RETHINKING ZEAL: IS IT ZEALOUS REPRESENTATION OR ZEALOTRY?

Elizabeth Mary Kameena1

Copyright © 2011 by Maryland Bar Association; Elizabeth Mary Kameen

As a profession, we try year after year to overcome our poor reputation. Is there an underlying reason for all this “bad press”? Could it be that zealous representation of a client became an excuse for zealotry in the practice of law?

*6 In the Preamble to Maryland’s Rule of Professional Conduct, Maryland lawyers are exhorted to “zealously assert the client’s position under the rules of the adversary system.” The same Preamble recognizes that a delicate balance exists between the lawyer’s “obligation zealously to protect and pursue a client’s legitimate interests ... while maintaining a professional, courteous, and civil attitude toward all persons involved in the legal system.” Sometimes that balance goes off-kilter. This article proposes some reasons why that might happen.

A Brief History of the Zealous Representation Obligation

Zealous representation found its voice in Lord Henry Brougham, who in 1821 represented Queen Caroline on a charge of adultery which, among other things, would have stripped her of her crown, if found guilty. Lord Brougham’s words, set forth in the Trial of Queen Caroline 8 (1821), sounded the clarion call of zealousness by setting forth a veiled threat that during a trial he would expose facts about the King that would strip the King of his crown and bring down the government. Lord Brougham said:

[A]n advocate, in the discharge of his duty, knows but one person in all the world, and that person is his client. To save that client by all means and expedients, and at all hazards and costs to other persons, and, amongst them, to himself, is his first and only duty: and in performing this duty he must not regard the alarm, the torments, the destruction which he may bring upon others. Separating the duty of a patriot from that of an advocate, he must go on reckless of the consequences, though it should be his unhappy fate to involve his country in confusion.

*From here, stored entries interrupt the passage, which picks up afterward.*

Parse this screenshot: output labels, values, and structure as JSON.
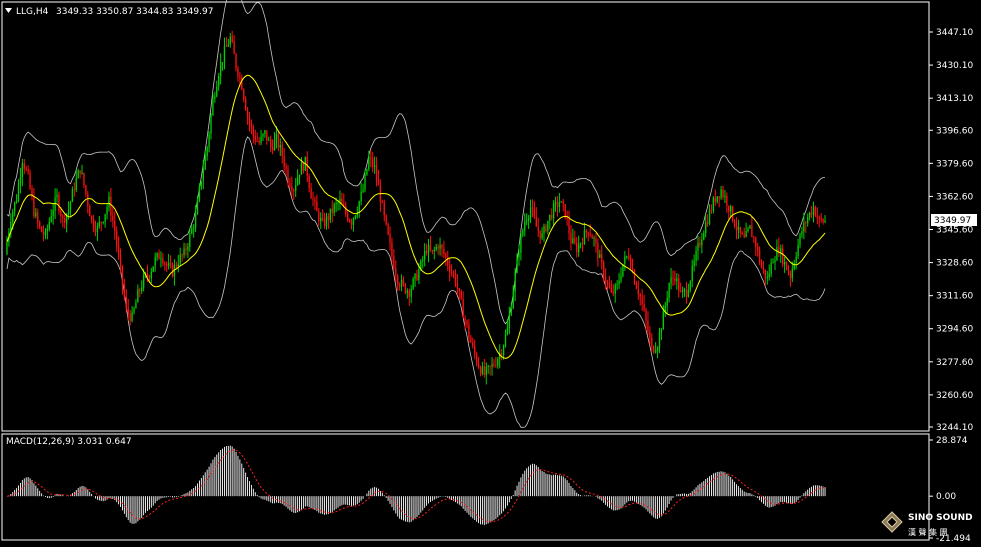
{
  "window": {
    "symbol_label": "LLG,H4",
    "ohlc_label": "3349.33 3350.87 3344.83 3349.97",
    "dropdown_icon": "triangle-down-icon"
  },
  "colors": {
    "background": "#000000",
    "frame": "#ffffff",
    "grid": "#7a7a7a",
    "bull": "#00d000",
    "bear": "#ff1010",
    "ma": "#ffff00",
    "bands": "#c8c8c8",
    "macd_hist": "#ffffff",
    "macd_signal": "#ff2020",
    "text": "#ffffff"
  },
  "price_axis": {
    "ticks": [
      "3447.10",
      "3430.10",
      "3413.10",
      "3396.60",
      "3379.60",
      "3362.60",
      "3345.60",
      "3328.60",
      "3311.60",
      "3294.60",
      "3277.60",
      "3260.60",
      "3244.10"
    ],
    "current_price_label": "3349.97"
  },
  "macd_panel": {
    "label": "MACD(12,26,9) 3.031 0.647",
    "ticks": [
      "28.874",
      "0.00",
      "-21.494"
    ]
  },
  "logo": {
    "text_top": "SINO SOUND",
    "text_bottom": "漢 聲 集 團",
    "icon": "diamond-logo-icon"
  },
  "chart_data": {
    "type": "candlestick",
    "title": "LLG,H4",
    "ylim": [
      3244.1,
      3456
    ],
    "legend": "none",
    "grid": false,
    "price_series": {
      "name": "LLG,H4",
      "values": [
        3333,
        3352,
        3362,
        3382,
        3372,
        3355,
        3346,
        3342,
        3354,
        3362,
        3350,
        3356,
        3368,
        3377,
        3364,
        3350,
        3346,
        3352,
        3360,
        3345,
        3324,
        3304,
        3300,
        3312,
        3320,
        3323,
        3330,
        3333,
        3327,
        3324,
        3330,
        3333,
        3342,
        3352,
        3372,
        3388,
        3412,
        3427,
        3437,
        3444,
        3430,
        3420,
        3404,
        3394,
        3390,
        3395,
        3388,
        3392,
        3384,
        3372,
        3367,
        3376,
        3380,
        3364,
        3354,
        3348,
        3352,
        3357,
        3360,
        3354,
        3350,
        3357,
        3366,
        3382,
        3377,
        3362,
        3346,
        3332,
        3320,
        3316,
        3314,
        3320,
        3327,
        3336,
        3333,
        3338,
        3333,
        3326,
        3320,
        3307,
        3295,
        3284,
        3276,
        3271,
        3274,
        3278,
        3284,
        3294,
        3315,
        3336,
        3350,
        3357,
        3347,
        3342,
        3350,
        3356,
        3360,
        3354,
        3340,
        3336,
        3341,
        3346,
        3340,
        3330,
        3320,
        3312,
        3316,
        3328,
        3333,
        3320,
        3311,
        3298,
        3284,
        3287,
        3301,
        3318,
        3322,
        3312,
        3314,
        3324,
        3336,
        3346,
        3354,
        3362,
        3366,
        3360,
        3352,
        3344,
        3340,
        3346,
        3338,
        3326,
        3320,
        3331,
        3336,
        3328,
        3322,
        3334,
        3345,
        3352,
        3357,
        3350,
        3349.97
      ]
    },
    "macd": {
      "name": "MACD(12,26,9)",
      "value": 3.031,
      "signal_value": 0.647,
      "ylim": [
        -21.494,
        28.874
      ]
    }
  }
}
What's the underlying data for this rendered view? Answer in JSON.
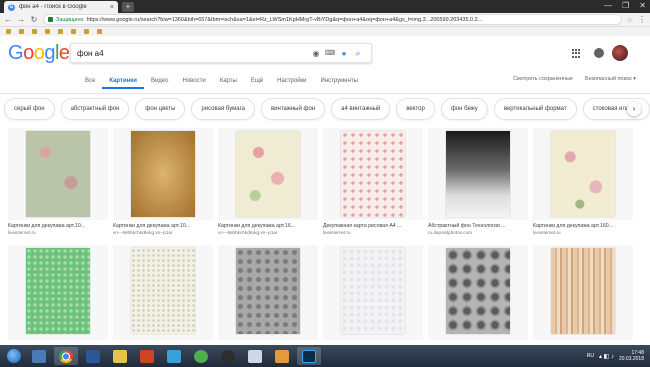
{
  "browser": {
    "tab_title": "фон а4 - Поиск в Google",
    "tab_close": "×",
    "newtab_label": "+",
    "url_secure": "Защищено",
    "url": "https://www.google.ru/search?biw=1360&bih=657&tbm=isch&sa=1&ei=Rz_LWSm1KpHMrgT-vBiYDg&q=фон+а4&oq=фон+а4&gs_l=img.3...200599.203435.0.2...",
    "window_buttons": [
      "—",
      "❐",
      "✕"
    ],
    "bookmarks": [
      "",
      "",
      "",
      "",
      "",
      "",
      "",
      "",
      "",
      ""
    ]
  },
  "google": {
    "logo_letters": [
      "G",
      "o",
      "o",
      "g",
      "l",
      "e"
    ],
    "query": "фон а4",
    "tabs": [
      {
        "label": "Все",
        "active": false
      },
      {
        "label": "Картинки",
        "active": true
      },
      {
        "label": "Видео",
        "active": false
      },
      {
        "label": "Новости",
        "active": false
      },
      {
        "label": "Карты",
        "active": false
      },
      {
        "label": "Ещё",
        "active": false
      },
      {
        "label": "Настройки",
        "active": false
      },
      {
        "label": "Инструменты",
        "active": false
      }
    ],
    "right_links": [
      "Смотреть сохраненные",
      "Безопасный поиск ▾"
    ]
  },
  "chips": [
    "серый фон",
    "абстрактный фон",
    "фон цветы",
    "рисовая бумага",
    "винтажный фон",
    "а4 винтажный",
    "вектор",
    "фон бежу",
    "вертикальный формат",
    "стоковая иллюст"
  ],
  "chip_next": "›",
  "results": [
    {
      "caption": "Картинки для декупажа арт.10...",
      "source": "liveinternet.ru",
      "texture": "t1"
    },
    {
      "caption": "Картинки для декупажа арт.10...",
      "source": "vn---8ebbkchkdkvkg.xn--p1ai",
      "texture": "t2"
    },
    {
      "caption": "Картинки для декупажа арт.16...",
      "source": "vn---8ebbkchkdkvkg.xn--p1ai",
      "texture": "t3"
    },
    {
      "caption": "Декупажная карта рисовая А4 ...",
      "source": "liveinternet.ru",
      "texture": "t4"
    },
    {
      "caption": "Абстрактный фон Технологии ...",
      "source": "ru.depositphotos.com",
      "texture": "t5"
    },
    {
      "caption": "Картинки для декупажа арт.160...",
      "source": "liveinternet.ru",
      "texture": "t6"
    },
    {
      "caption": "",
      "source": "",
      "texture": "t7"
    },
    {
      "caption": "",
      "source": "",
      "texture": "t8"
    },
    {
      "caption": "",
      "source": "",
      "texture": "t9"
    },
    {
      "caption": "",
      "source": "",
      "texture": "t10"
    },
    {
      "caption": "",
      "source": "",
      "texture": "t11"
    },
    {
      "caption": "",
      "source": "",
      "texture": "t12"
    }
  ],
  "taskbar": {
    "language": "RU",
    "time": "17:48",
    "date": "20.03.2018"
  }
}
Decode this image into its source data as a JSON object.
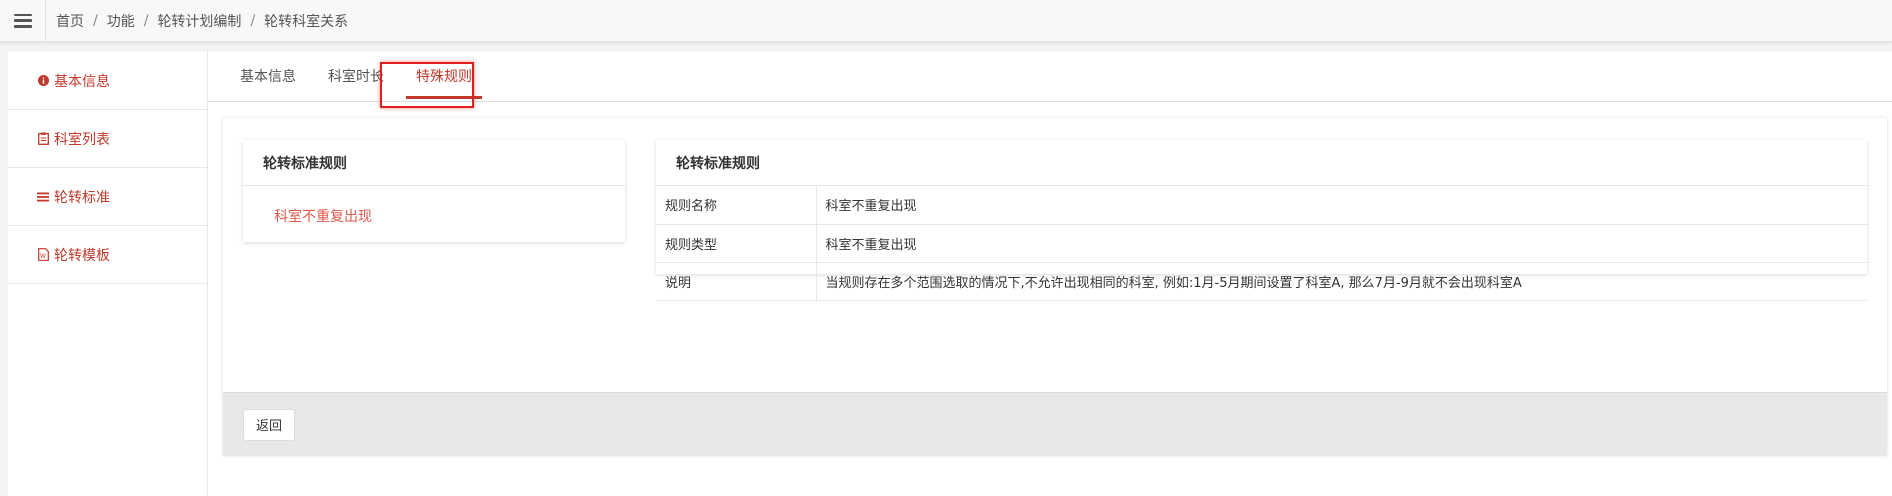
{
  "breadcrumb": [
    "首页",
    "功能",
    "轮转计划编制",
    "轮转科室关系"
  ],
  "sidebar": {
    "items": [
      {
        "label": "基本信息",
        "icon": "info-circle-icon"
      },
      {
        "label": "科室列表",
        "icon": "clipboard-icon"
      },
      {
        "label": "轮转标准",
        "icon": "list-icon"
      },
      {
        "label": "轮转模板",
        "icon": "document-icon"
      }
    ]
  },
  "tabs": [
    {
      "label": "基本信息"
    },
    {
      "label": "科室时长"
    },
    {
      "label": "特殊规则",
      "active": true
    }
  ],
  "left_card": {
    "title": "轮转标准规则",
    "rule": "科室不重复出现"
  },
  "right_card": {
    "title": "轮转标准规则",
    "rows": [
      {
        "key": "规则名称",
        "value": "科室不重复出现"
      },
      {
        "key": "规则类型",
        "value": "科室不重复出现"
      },
      {
        "key": "说明",
        "value": "当规则存在多个范围选取的情况下,不允许出现相同的科室, 例如:1月-5月期间设置了科室A, 那么7月-9月就不会出现科室A"
      }
    ]
  },
  "footer": {
    "back_label": "返回"
  },
  "colors": {
    "accent": "#c0392b",
    "link": "#e05a4e",
    "highlight": "#e02020"
  }
}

In those words there is no recognition of balancing the client’s interests with any thought of consequences. Indeed, country or consequences be damned; the client shall be represented at all hazard and cost to others, or to the lawyer himself, if necessary.

About one hundred years later, in 1908, the American Bar Association adopted the First Canons of Professional Ethics requiring lawyers to give “entire devotion to the interest of the client, warm zeal in the maintenance and defense of his rights ....” It appears that zealous representation in the original canons of ethics was retained as a Rule directing fierce devotion to the client.

In 1983, however, the American Bar Association Model Rules of Professional Conduct made it clear that a lawyer was not only to represent his client zealously, but also to be a “public citizen having special responsibility to the quality of justice.” Thus in 1983, the Model Rules moved the discussion of zealous representation from the body of the Rules to the Preamble. Maryland followed suit thereafter.

Maryland’s Rules of Professional Conduct contain admonitions designed to harness the no-holds-barred attitude toward representing the client’s interest at all cost. There is a focus on a lawyer’s duty to others in the legal system -- the courts and opposing parties and counsel. There are admonitions not to bring or assert frivolous claims (Rule 3.1); to make reasonable efforts to expedite litigation (Rule 3.2); to be truthful toward the tribunal (Rule 3.3); to be fair to the opposing party and counsel (Rule 3.4); to be truthful in statements to others (Rule 4.1).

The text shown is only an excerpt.